Beitragvon EuraGerhard » 7. Dezember 2015 11:25

Infosammler hat geschrieben:Ja es sind mehr Männer wie Frauen und Kinder.

Dass das so ist, dafür sind wir hier in Europa allerdings selbst verantwortlich. Das liegt daran, die gegenwärtige, größtenteils von nationalen Egoismen geprägte Flüchtlingspolitik der EU-Mitgliedsstaaten dafür gesorgt hat, dass eine Einreise nach Europa praktisch ausschließlich per Schlauchboot über das Mittelmeer erfolgen kann.

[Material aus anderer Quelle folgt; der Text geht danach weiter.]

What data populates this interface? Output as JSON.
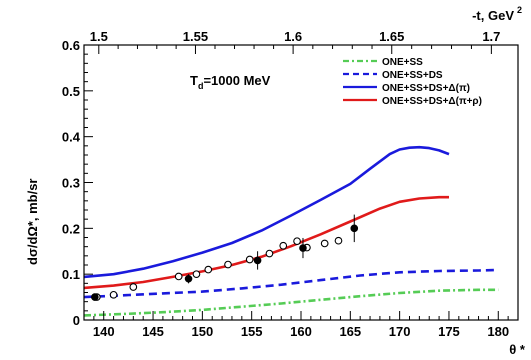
{
  "chart_data": {
    "type": "line",
    "annotation_main": "T",
    "annotation_sub": "d",
    "annotation_rest": "=1000 MeV",
    "x_axis": {
      "label": "θ *",
      "range": [
        138,
        182
      ],
      "ticks": [
        140,
        145,
        150,
        155,
        160,
        165,
        170,
        175,
        180
      ]
    },
    "y_axis": {
      "label": "dσ/dΩ*, mb/sr",
      "range": [
        0,
        0.6
      ],
      "ticks": [
        0,
        0.1,
        0.2,
        0.3,
        0.4,
        0.5,
        0.6
      ],
      "tick_labels": [
        "0",
        "0.1",
        "0.2",
        "0.3",
        "0.4",
        "0.5",
        "0.6"
      ]
    },
    "top_axis": {
      "label_main": "-t, GeV",
      "label_sup": "2",
      "ticks": [
        {
          "label": "1.5",
          "theta": 139.5
        },
        {
          "label": "1.55",
          "theta": 149.3
        },
        {
          "label": "1.6",
          "theta": 159.2
        },
        {
          "label": "1.65",
          "theta": 169.2
        },
        {
          "label": "1.7",
          "theta": 179.3
        }
      ]
    },
    "legend": {
      "placement": "top-right",
      "entries": [
        {
          "label": "ONE+SS",
          "color": "#55cc55",
          "dash": "dashdot"
        },
        {
          "label": "ONE+SS+DS",
          "color": "#1a1adc",
          "dash": "dashed"
        },
        {
          "label": "ONE+SS+DS+Δ(π)",
          "color": "#1a1adc",
          "dash": "solid"
        },
        {
          "label": "ONE+SS+DS+Δ(π+ρ)",
          "color": "#e01a1a",
          "dash": "solid"
        }
      ]
    },
    "series": [
      {
        "name": "ONE+SS",
        "color": "#55cc55",
        "dash": "dashdot",
        "x": [
          138,
          142,
          146,
          150,
          154,
          158,
          162,
          166,
          170,
          174,
          178,
          180
        ],
        "y": [
          0.01,
          0.013,
          0.017,
          0.022,
          0.029,
          0.036,
          0.044,
          0.052,
          0.059,
          0.064,
          0.066,
          0.066
        ]
      },
      {
        "name": "ONE+SS+DS",
        "color": "#1a1adc",
        "dash": "dashed",
        "x": [
          138,
          142,
          146,
          150,
          154,
          158,
          162,
          166,
          170,
          174,
          178,
          180
        ],
        "y": [
          0.05,
          0.054,
          0.058,
          0.062,
          0.069,
          0.077,
          0.087,
          0.097,
          0.104,
          0.107,
          0.108,
          0.109
        ]
      },
      {
        "name": "ONE+SS+DS+Δ(π)",
        "color": "#1a1adc",
        "dash": "solid",
        "x": [
          138,
          141,
          144,
          147,
          150,
          153,
          156,
          159,
          162,
          165,
          167,
          169,
          170,
          171,
          172,
          173,
          174,
          175
        ],
        "y": [
          0.094,
          0.1,
          0.112,
          0.128,
          0.147,
          0.168,
          0.195,
          0.228,
          0.262,
          0.297,
          0.33,
          0.362,
          0.372,
          0.376,
          0.377,
          0.375,
          0.37,
          0.362
        ]
      },
      {
        "name": "ONE+SS+DS+Δ(π+ρ)",
        "color": "#e01a1a",
        "dash": "solid",
        "x": [
          138,
          141,
          144,
          147,
          150,
          153,
          156,
          159,
          162,
          165,
          168,
          170,
          172,
          174,
          175
        ],
        "y": [
          0.07,
          0.075,
          0.083,
          0.094,
          0.106,
          0.12,
          0.138,
          0.161,
          0.187,
          0.215,
          0.243,
          0.258,
          0.265,
          0.268,
          0.268
        ]
      }
    ],
    "data_open": {
      "marker": "open-circle",
      "x": [
        139.3,
        141,
        143,
        147.6,
        149.4,
        150.6,
        152.6,
        154.8,
        156.8,
        158.2,
        159.6,
        160.6,
        162.4,
        163.8
      ],
      "y": [
        0.05,
        0.055,
        0.072,
        0.095,
        0.1,
        0.11,
        0.121,
        0.132,
        0.145,
        0.162,
        0.172,
        0.158,
        0.167,
        0.173
      ]
    },
    "data_filled": {
      "marker": "filled-circle",
      "x": [
        139.1,
        148.6,
        155.6,
        160.2,
        165.4
      ],
      "y": [
        0.05,
        0.09,
        0.13,
        0.157,
        0.2
      ],
      "err": [
        0.008,
        0.01,
        0.02,
        0.022,
        0.03
      ]
    }
  }
}
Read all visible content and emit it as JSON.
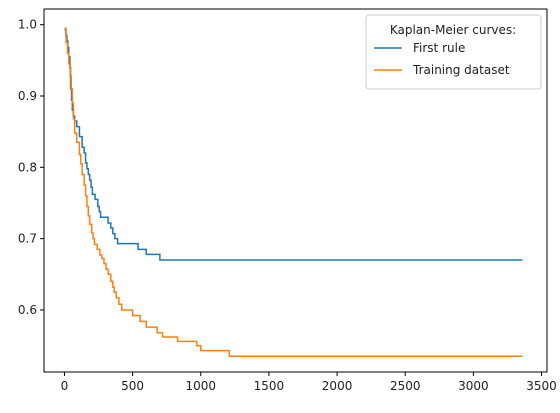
{
  "chart_data": {
    "type": "line",
    "step": true,
    "title": "",
    "xlabel": "",
    "ylabel": "",
    "xlim": [
      -150,
      3540
    ],
    "ylim": [
      0.513,
      1.022
    ],
    "x_ticks": [
      0,
      500,
      1000,
      1500,
      2000,
      2500,
      3000,
      3500
    ],
    "x_tick_labels": [
      "0",
      "500",
      "1000",
      "1500",
      "2000",
      "2500",
      "3000",
      "3500"
    ],
    "y_ticks": [
      0.6,
      0.7,
      0.8,
      0.9,
      1.0
    ],
    "y_tick_labels": [
      "0.6",
      "0.7",
      "0.8",
      "0.9",
      "1.0"
    ],
    "grid": false,
    "legend": {
      "title": "Kaplan-Meier curves:",
      "placement": "top-right"
    },
    "series": [
      {
        "name": "First rule",
        "color": "#1f77b4",
        "points": [
          [
            0,
            0.993
          ],
          [
            10,
            0.985
          ],
          [
            18,
            0.977
          ],
          [
            25,
            0.968
          ],
          [
            32,
            0.955
          ],
          [
            40,
            0.94
          ],
          [
            45,
            0.91
          ],
          [
            52,
            0.894
          ],
          [
            58,
            0.88
          ],
          [
            65,
            0.872
          ],
          [
            75,
            0.865
          ],
          [
            90,
            0.857
          ],
          [
            110,
            0.843
          ],
          [
            130,
            0.828
          ],
          [
            145,
            0.82
          ],
          [
            155,
            0.806
          ],
          [
            165,
            0.798
          ],
          [
            175,
            0.79
          ],
          [
            185,
            0.782
          ],
          [
            195,
            0.772
          ],
          [
            205,
            0.762
          ],
          [
            225,
            0.755
          ],
          [
            245,
            0.745
          ],
          [
            255,
            0.738
          ],
          [
            265,
            0.73
          ],
          [
            320,
            0.722
          ],
          [
            340,
            0.715
          ],
          [
            355,
            0.707
          ],
          [
            370,
            0.7
          ],
          [
            390,
            0.693
          ],
          [
            540,
            0.685
          ],
          [
            600,
            0.678
          ],
          [
            700,
            0.67
          ],
          [
            3360,
            0.67
          ]
        ]
      },
      {
        "name": "Training dataset",
        "color": "#ff7f0e",
        "points": [
          [
            0,
            0.995
          ],
          [
            12,
            0.975
          ],
          [
            22,
            0.96
          ],
          [
            32,
            0.945
          ],
          [
            42,
            0.928
          ],
          [
            50,
            0.91
          ],
          [
            58,
            0.89
          ],
          [
            66,
            0.868
          ],
          [
            75,
            0.848
          ],
          [
            90,
            0.835
          ],
          [
            110,
            0.818
          ],
          [
            120,
            0.805
          ],
          [
            130,
            0.79
          ],
          [
            145,
            0.775
          ],
          [
            155,
            0.76
          ],
          [
            165,
            0.745
          ],
          [
            175,
            0.732
          ],
          [
            185,
            0.72
          ],
          [
            200,
            0.708
          ],
          [
            210,
            0.7
          ],
          [
            220,
            0.692
          ],
          [
            240,
            0.685
          ],
          [
            260,
            0.677
          ],
          [
            275,
            0.672
          ],
          [
            290,
            0.665
          ],
          [
            305,
            0.657
          ],
          [
            320,
            0.65
          ],
          [
            340,
            0.64
          ],
          [
            355,
            0.632
          ],
          [
            365,
            0.625
          ],
          [
            380,
            0.617
          ],
          [
            400,
            0.608
          ],
          [
            420,
            0.6
          ],
          [
            500,
            0.592
          ],
          [
            555,
            0.584
          ],
          [
            600,
            0.576
          ],
          [
            680,
            0.568
          ],
          [
            720,
            0.562
          ],
          [
            830,
            0.556
          ],
          [
            970,
            0.55
          ],
          [
            1000,
            0.543
          ],
          [
            1210,
            0.535
          ],
          [
            3360,
            0.535
          ]
        ]
      }
    ]
  }
}
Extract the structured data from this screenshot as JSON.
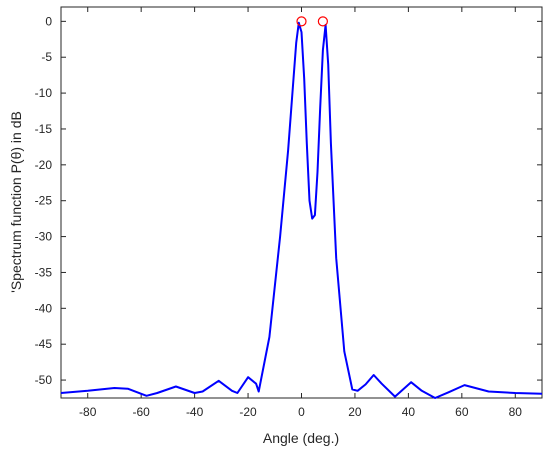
{
  "chart_data": {
    "type": "line",
    "title": "",
    "xlabel": "Angle (deg.)",
    "ylabel": "'Spectrum function P(θ) in  dB",
    "xlim": [
      -90,
      90
    ],
    "ylim": [
      -52.5,
      2
    ],
    "xticks": [
      -80,
      -60,
      -40,
      -20,
      0,
      20,
      40,
      60,
      80
    ],
    "yticks": [
      0,
      -5,
      -10,
      -15,
      -20,
      -25,
      -30,
      -35,
      -40,
      -45,
      -50
    ],
    "grid": false,
    "legend": "none",
    "series": [
      {
        "color": "#0000ff",
        "x": [
          -90,
          -80,
          -70,
          -65,
          -58,
          -54,
          -47,
          -40,
          -37,
          -31,
          -26,
          -24,
          -20,
          -17,
          -16,
          -12,
          -8,
          -5,
          -3,
          -2,
          -1,
          0,
          1,
          2,
          3,
          4,
          5,
          6,
          7,
          8,
          9,
          10,
          11,
          13,
          16,
          19,
          21,
          24,
          27,
          30,
          35,
          41,
          45,
          50,
          55,
          61,
          70,
          80,
          90
        ],
        "y": [
          -51.8,
          -51.5,
          -51.1,
          -51.2,
          -52.2,
          -51.8,
          -50.9,
          -51.8,
          -51.6,
          -50.1,
          -51.5,
          -51.8,
          -49.6,
          -50.5,
          -51.6,
          -44,
          -30,
          -18,
          -8,
          -3,
          -0.2,
          -1.5,
          -8,
          -17,
          -25,
          -27.5,
          -27,
          -21,
          -12,
          -4,
          -0.5,
          -6,
          -17,
          -33,
          -46,
          -51.3,
          -51.5,
          -50.6,
          -49.3,
          -50.5,
          -52.3,
          -50.3,
          -51.5,
          -52.5,
          -51.7,
          -50.7,
          -51.6,
          -51.8,
          -51.9
        ]
      }
    ],
    "markers": [
      {
        "x": 0,
        "y": 0,
        "color": "#ff0000"
      },
      {
        "x": 8,
        "y": 0,
        "color": "#ff0000"
      }
    ]
  }
}
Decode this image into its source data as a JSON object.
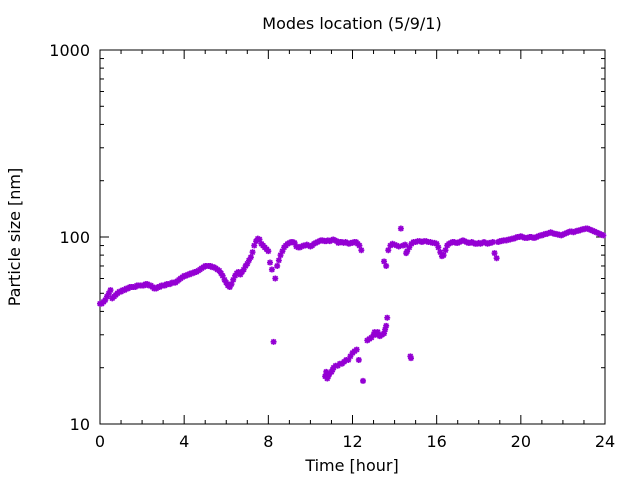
{
  "chart_data": {
    "type": "scatter",
    "title": "Modes location (5/9/1)",
    "xlabel": "Time [hour]",
    "ylabel": "Particle size [nm]",
    "xlim": [
      0,
      24
    ],
    "ylim": [
      10,
      1000
    ],
    "yscale": "log",
    "grid": false,
    "legend": "none",
    "marker": "asterisk",
    "color": "#9400d3",
    "x_ticks": [
      {
        "value": 0,
        "label": "0"
      },
      {
        "value": 4,
        "label": "4"
      },
      {
        "value": 8,
        "label": "8"
      },
      {
        "value": 12,
        "label": "12"
      },
      {
        "value": 16,
        "label": "16"
      },
      {
        "value": 20,
        "label": "20"
      },
      {
        "value": 24,
        "label": "24"
      }
    ],
    "y_ticks": [
      {
        "value": 10,
        "label": "10"
      },
      {
        "value": 100,
        "label": "100"
      },
      {
        "value": 1000,
        "label": "1000"
      }
    ],
    "series": [
      {
        "values": [
          [
            0.0,
            44
          ],
          [
            0.08,
            44
          ],
          [
            0.17,
            45
          ],
          [
            0.25,
            46
          ],
          [
            0.33,
            48
          ],
          [
            0.42,
            50
          ],
          [
            0.5,
            52
          ],
          [
            0.58,
            47
          ],
          [
            0.67,
            48
          ],
          [
            0.75,
            49
          ],
          [
            0.83,
            50
          ],
          [
            0.92,
            51
          ],
          [
            1.0,
            51
          ],
          [
            1.08,
            52
          ],
          [
            1.17,
            52
          ],
          [
            1.25,
            53
          ],
          [
            1.33,
            53
          ],
          [
            1.42,
            54
          ],
          [
            1.5,
            54
          ],
          [
            1.58,
            54
          ],
          [
            1.67,
            54
          ],
          [
            1.75,
            55
          ],
          [
            1.83,
            55
          ],
          [
            1.92,
            55
          ],
          [
            2.0,
            55
          ],
          [
            2.08,
            55
          ],
          [
            2.17,
            56
          ],
          [
            2.25,
            56
          ],
          [
            2.33,
            55
          ],
          [
            2.42,
            55
          ],
          [
            2.5,
            54
          ],
          [
            2.58,
            53
          ],
          [
            2.67,
            53
          ],
          [
            2.75,
            54
          ],
          [
            2.83,
            54
          ],
          [
            2.92,
            55
          ],
          [
            3.0,
            55
          ],
          [
            3.08,
            55
          ],
          [
            3.17,
            56
          ],
          [
            3.25,
            56
          ],
          [
            3.33,
            56
          ],
          [
            3.42,
            57
          ],
          [
            3.5,
            57
          ],
          [
            3.58,
            57
          ],
          [
            3.67,
            58
          ],
          [
            3.75,
            59
          ],
          [
            3.83,
            60
          ],
          [
            3.92,
            61
          ],
          [
            4.0,
            62
          ],
          [
            4.08,
            62
          ],
          [
            4.17,
            63
          ],
          [
            4.25,
            63
          ],
          [
            4.33,
            64
          ],
          [
            4.42,
            64
          ],
          [
            4.5,
            65
          ],
          [
            4.58,
            65
          ],
          [
            4.67,
            66
          ],
          [
            4.75,
            67
          ],
          [
            4.83,
            68
          ],
          [
            4.92,
            69
          ],
          [
            5.0,
            70
          ],
          [
            5.08,
            70
          ],
          [
            5.17,
            70
          ],
          [
            5.25,
            70
          ],
          [
            5.33,
            69
          ],
          [
            5.42,
            69
          ],
          [
            5.5,
            68
          ],
          [
            5.58,
            67
          ],
          [
            5.67,
            66
          ],
          [
            5.75,
            64
          ],
          [
            5.83,
            62
          ],
          [
            5.92,
            59
          ],
          [
            6.0,
            57
          ],
          [
            6.08,
            55
          ],
          [
            6.17,
            54
          ],
          [
            6.25,
            56
          ],
          [
            6.33,
            59
          ],
          [
            6.42,
            62
          ],
          [
            6.5,
            64
          ],
          [
            6.58,
            65
          ],
          [
            6.67,
            63
          ],
          [
            6.75,
            65
          ],
          [
            6.83,
            67
          ],
          [
            6.92,
            70
          ],
          [
            7.0,
            72
          ],
          [
            7.08,
            75
          ],
          [
            7.17,
            78
          ],
          [
            7.25,
            83
          ],
          [
            7.33,
            90
          ],
          [
            7.42,
            95
          ],
          [
            7.5,
            98
          ],
          [
            7.58,
            97
          ],
          [
            7.67,
            92
          ],
          [
            7.75,
            90
          ],
          [
            7.83,
            88
          ],
          [
            7.92,
            86
          ],
          [
            8.0,
            84
          ],
          [
            8.08,
            73
          ],
          [
            8.17,
            67
          ],
          [
            8.25,
            27.5
          ],
          [
            8.33,
            60
          ],
          [
            8.42,
            70
          ],
          [
            8.5,
            75
          ],
          [
            8.58,
            80
          ],
          [
            8.67,
            84
          ],
          [
            8.75,
            88
          ],
          [
            8.83,
            90
          ],
          [
            8.92,
            92
          ],
          [
            9.0,
            93
          ],
          [
            9.08,
            94
          ],
          [
            9.17,
            94
          ],
          [
            9.25,
            93
          ],
          [
            9.33,
            89
          ],
          [
            9.42,
            88
          ],
          [
            9.5,
            88
          ],
          [
            9.58,
            89
          ],
          [
            9.67,
            90
          ],
          [
            9.75,
            90
          ],
          [
            9.83,
            91
          ],
          [
            9.92,
            90
          ],
          [
            10.0,
            89
          ],
          [
            10.08,
            90
          ],
          [
            10.17,
            92
          ],
          [
            10.25,
            93
          ],
          [
            10.33,
            94
          ],
          [
            10.42,
            95
          ],
          [
            10.5,
            96
          ],
          [
            10.58,
            96
          ],
          [
            10.67,
            95
          ],
          [
            10.75,
            95
          ],
          [
            10.83,
            96
          ],
          [
            10.92,
            95
          ],
          [
            11.0,
            96
          ],
          [
            11.08,
            97
          ],
          [
            11.17,
            96
          ],
          [
            11.25,
            95
          ],
          [
            11.33,
            93
          ],
          [
            11.42,
            94
          ],
          [
            11.5,
            94
          ],
          [
            11.58,
            93
          ],
          [
            11.67,
            94
          ],
          [
            11.75,
            93
          ],
          [
            11.83,
            92
          ],
          [
            11.92,
            93
          ],
          [
            12.0,
            93
          ],
          [
            12.08,
            94
          ],
          [
            12.17,
            94
          ],
          [
            12.25,
            92
          ],
          [
            12.33,
            90
          ],
          [
            12.42,
            85
          ],
          [
            10.7,
            18
          ],
          [
            10.75,
            19
          ],
          [
            10.8,
            17.5
          ],
          [
            10.85,
            18
          ],
          [
            10.9,
            18.5
          ],
          [
            11.0,
            19
          ],
          [
            11.05,
            19.5
          ],
          [
            11.1,
            20
          ],
          [
            11.2,
            20.5
          ],
          [
            11.3,
            20.5
          ],
          [
            11.4,
            21
          ],
          [
            11.5,
            21
          ],
          [
            11.6,
            21.5
          ],
          [
            11.7,
            22
          ],
          [
            11.8,
            22
          ],
          [
            11.9,
            23
          ],
          [
            12.0,
            24
          ],
          [
            12.1,
            24.5
          ],
          [
            12.2,
            25
          ],
          [
            12.3,
            22
          ],
          [
            12.5,
            17
          ],
          [
            12.7,
            28
          ],
          [
            12.8,
            28.5
          ],
          [
            12.9,
            29
          ],
          [
            13.0,
            30
          ],
          [
            13.05,
            31
          ],
          [
            13.1,
            30
          ],
          [
            13.2,
            31
          ],
          [
            13.3,
            29.5
          ],
          [
            13.4,
            30
          ],
          [
            13.5,
            30.5
          ],
          [
            13.55,
            32
          ],
          [
            13.6,
            33.5
          ],
          [
            13.65,
            37
          ],
          [
            13.5,
            74
          ],
          [
            13.6,
            70
          ],
          [
            13.7,
            85
          ],
          [
            13.8,
            90
          ],
          [
            13.9,
            92
          ],
          [
            14.0,
            91
          ],
          [
            14.1,
            90
          ],
          [
            14.2,
            89
          ],
          [
            14.3,
            111
          ],
          [
            14.4,
            90
          ],
          [
            14.5,
            91
          ],
          [
            14.55,
            82
          ],
          [
            14.6,
            84
          ],
          [
            14.7,
            88
          ],
          [
            14.75,
            23
          ],
          [
            14.78,
            22.5
          ],
          [
            14.8,
            92
          ],
          [
            14.9,
            94
          ],
          [
            15.0,
            94
          ],
          [
            15.1,
            95
          ],
          [
            15.2,
            95
          ],
          [
            15.3,
            94
          ],
          [
            15.4,
            95
          ],
          [
            15.5,
            95
          ],
          [
            15.6,
            94
          ],
          [
            15.7,
            94
          ],
          [
            15.8,
            93
          ],
          [
            15.9,
            93
          ],
          [
            16.0,
            92
          ],
          [
            16.08,
            88
          ],
          [
            16.17,
            83
          ],
          [
            16.25,
            79
          ],
          [
            16.33,
            80
          ],
          [
            16.42,
            85
          ],
          [
            16.5,
            90
          ],
          [
            16.58,
            92
          ],
          [
            16.67,
            93
          ],
          [
            16.75,
            94
          ],
          [
            16.83,
            94
          ],
          [
            16.92,
            93
          ],
          [
            17.0,
            93
          ],
          [
            17.08,
            94
          ],
          [
            17.17,
            95
          ],
          [
            17.25,
            96
          ],
          [
            17.33,
            95
          ],
          [
            17.42,
            94
          ],
          [
            17.5,
            93
          ],
          [
            17.58,
            93
          ],
          [
            17.67,
            94
          ],
          [
            17.75,
            93
          ],
          [
            17.83,
            92
          ],
          [
            17.92,
            92
          ],
          [
            18.0,
            93
          ],
          [
            18.08,
            92
          ],
          [
            18.17,
            93
          ],
          [
            18.25,
            94
          ],
          [
            18.33,
            93
          ],
          [
            18.42,
            92
          ],
          [
            18.5,
            93
          ],
          [
            18.58,
            93
          ],
          [
            18.67,
            94
          ],
          [
            18.75,
            82
          ],
          [
            18.85,
            77
          ],
          [
            18.92,
            94
          ],
          [
            19.0,
            95
          ],
          [
            19.08,
            95
          ],
          [
            19.17,
            96
          ],
          [
            19.25,
            96
          ],
          [
            19.33,
            96
          ],
          [
            19.42,
            97
          ],
          [
            19.5,
            97
          ],
          [
            19.58,
            98
          ],
          [
            19.67,
            98
          ],
          [
            19.75,
            99
          ],
          [
            19.83,
            100
          ],
          [
            19.92,
            100
          ],
          [
            20.0,
            101
          ],
          [
            20.08,
            100
          ],
          [
            20.17,
            99
          ],
          [
            20.25,
            99
          ],
          [
            20.33,
            99
          ],
          [
            20.42,
            100
          ],
          [
            20.5,
            100
          ],
          [
            20.58,
            99
          ],
          [
            20.67,
            99
          ],
          [
            20.75,
            100
          ],
          [
            20.83,
            101
          ],
          [
            20.92,
            102
          ],
          [
            21.0,
            102
          ],
          [
            21.08,
            103
          ],
          [
            21.17,
            104
          ],
          [
            21.25,
            104
          ],
          [
            21.33,
            105
          ],
          [
            21.42,
            106
          ],
          [
            21.5,
            105
          ],
          [
            21.58,
            104
          ],
          [
            21.67,
            104
          ],
          [
            21.75,
            103
          ],
          [
            21.83,
            103
          ],
          [
            21.92,
            102
          ],
          [
            22.0,
            103
          ],
          [
            22.08,
            104
          ],
          [
            22.17,
            105
          ],
          [
            22.25,
            106
          ],
          [
            22.33,
            107
          ],
          [
            22.42,
            107
          ],
          [
            22.5,
            106
          ],
          [
            22.58,
            107
          ],
          [
            22.67,
            108
          ],
          [
            22.75,
            108
          ],
          [
            22.83,
            109
          ],
          [
            22.92,
            110
          ],
          [
            23.0,
            110
          ],
          [
            23.08,
            111
          ],
          [
            23.17,
            111
          ],
          [
            23.25,
            110
          ],
          [
            23.33,
            109
          ],
          [
            23.42,
            108
          ],
          [
            23.5,
            107
          ],
          [
            23.58,
            106
          ],
          [
            23.67,
            105
          ],
          [
            23.75,
            104
          ],
          [
            23.83,
            103
          ],
          [
            23.92,
            102
          ]
        ]
      }
    ]
  }
}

Das Geschlechterverhältnis würde sich sofort normalisieren, wenn wir denjenigen Flüchtlingen, die Aussicht auf Anerkennung haben, die legale und sichere Einreise ermöglichen würden.

Auch das "Problem" (wenn es denn überhaupt ein solches ist) der ungleichen Geschlechterverteilung ist also, wie die meisten Probleme im Zusammenhang mit der Flüchtlingssituation, hausgemacht.

Völlig unabhängig davon gibt es natürlich sowohl in Schweden als auch in Deutschland das Problem, dass sich Menschen (egal welchen Geschlechts), deren Asyl- oder Flüchtlingsantrag abgelehnt wurde, ihrer bevorstehenden Abschiebung durch Untertauchen zu entziehen versuchen. Hier könnte man sicherlich durch bessere personelle Ausstattung bei der Polizei zumindest teilweise gegensteuern. Aber auch das Problem des Personalmangels bei der Polizei in Schweden ist erstens hausgemacht und zweitens seit Jahren bekannt.